Chen Xinhui, Shi Yihua, Fu Feng, Wang Lebo, Yu Hongying, Yang Dehao, Wang Xinchen, Ying Chenxin, Wang Haoyu, Lin Zhiru, Wang Haotian, Zhang Fan, Zheng Xiaosheng, Guo Yuru, Wang Yaoting, Zeng YiHeng, Zhao Miao, Chen Yiling, Li Jiaxiang, Xia Haibin, Chen Jiawen, Wang Bo, Wu Sheng, Xie Fei, Feng Jianhua, Cen Zhidong, Luo Wei
Department of Neurology, The Second Affiliated Hospital, Zhejiang University School of Medicine, Hangzhou, China.
Department of Neurology, Zhuji People's Hospital of Zhejiang Province, Shaoxing, China.
Mov Disord. 2024 Dec;39(12):2190-2198. doi: 10.1002/mds.30004. Epub 2024 Sep 4.
Primary familial brain calcification (PFBC) is a monogenic disorder characterized by bilateral calcifications in the brain. The genetic basis remains unknown in over half of the PFBC patients, indicating the existence of additional novel causative genes. NAA60 was a recently reported novel causative gene for PFBC.
The aim was to identify the probable novel causative gene in an autosomal recessive inherited PFBC family.

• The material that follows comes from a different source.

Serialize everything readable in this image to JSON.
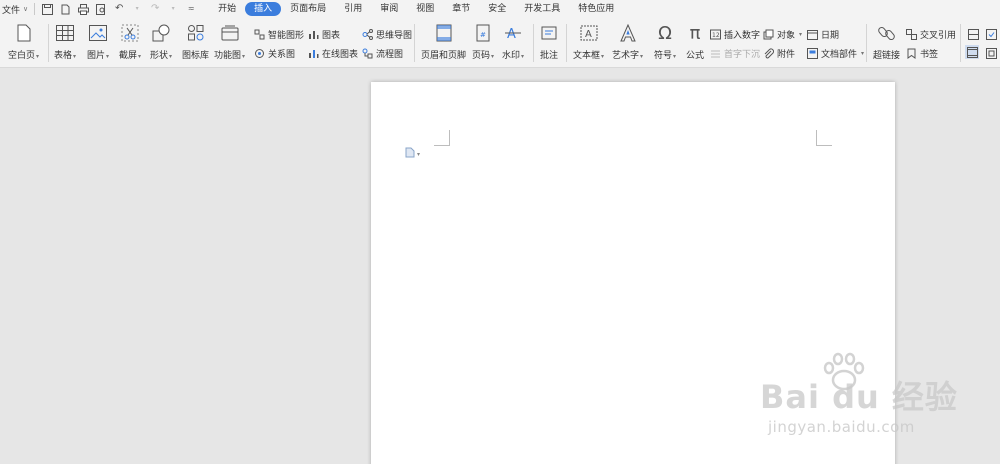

We performed a comprehensive genetic study on a consanguineous Chinese family with 3 siblings diagnosed with PFBC. We evaluated the effect of the variant in a probable novel causative gene on the protein level using Western blot, immunofluorescence, and coimmunoprecipitation. Possible downstream pathogenic mechanisms were further explored in gene knockout (KO) cell lines and animal models.
We identified a PFBC co-segregated homozygous variant of c.460_461del (p.D154Lfs*113) in NAA60. Functional assays showed that this variant disrupts NAA60 protein localization to Golgi and accelerated protein degradation. The mutant NAA60 protein alters its interaction with the PFBC-related proteins PiT2 and XPR1, affecting intracellular phosphate homeostasis. Further mass spectrometry analysis in NAA60 KO cell lines revealed decreased expression of multiple brain calcification-associated proteins, including reduced folate carrier (RFC), a folate metabolism-related protein.
Our study replicated the identification of NAA60 as a novel causative gene for autosomal recessive PFBC, demonstrating our causative variant leads to NAA60 loss of function. The NAA60 loss of function disrupts not only PFBC-related proteins (eg, PiT2 and XPR1) but also a wide range of other brain calcification-associated membrane protein substrates (eg, RFC), and provided a novel probable pathogenic mechanism for PFBC. © 2024 International Parkinson and Movement Disorder Society.
原发性家族性脑钙化(PFBC)是一种单基因疾病,其特征为脑部双侧钙化。超过半数的PFBC患者的遗传基础仍不清楚,这表明存在其他新的致病基因。NAA60是最近报道的一种新的PFBC致病基因。
旨在确定一个常染色体隐性遗传的PFBC家族中可能的新致病基因。
我们对一个有3名被诊断为PFBC的兄弟姐妹的近亲中国家庭进行了全面的遗传学研究。我们使用蛋白质免疫印迹法、免疫荧光法和免疫共沉淀法评估了一个可能的新致病基因中的变异在蛋白质水平上的影响。在基因敲除(KO)细胞系和动物模型中进一步探索了可能的下游致病机制。
我们在NAA60基因中鉴定出一个与PFBC共分离的纯合变异c.460_461del(p.D154Lfs*113)。功能分析表明,该变异破坏了NAA60蛋白在高尔基体中的定位,并加速了蛋白质降解。突变的NAA60蛋白改变了其与PFBC相关蛋白PiT2和XPR1的相互作用,影响细胞内磷酸盐稳态。在NAA60基因敲除细胞系中进行的进一步质谱分析显示,多种脑钙化相关蛋白的表达降低,包括与叶酸代谢相关的蛋白——还原型叶酸载体(RFC)。
我们的研究重复了NAA60作为常染色体隐性PFBC新致病基因的鉴定,证明我们发现的致病变异导致NAA60功能丧失。NAA6失功能不仅破坏了PFBC相关蛋白(如PiT2和XPR1),还破坏了广泛的其他脑钙化相关膜蛋白底物(如RFC),并为PFBC提供了一种新的可能致病机制。© 2024国际帕金森和运动障碍协会。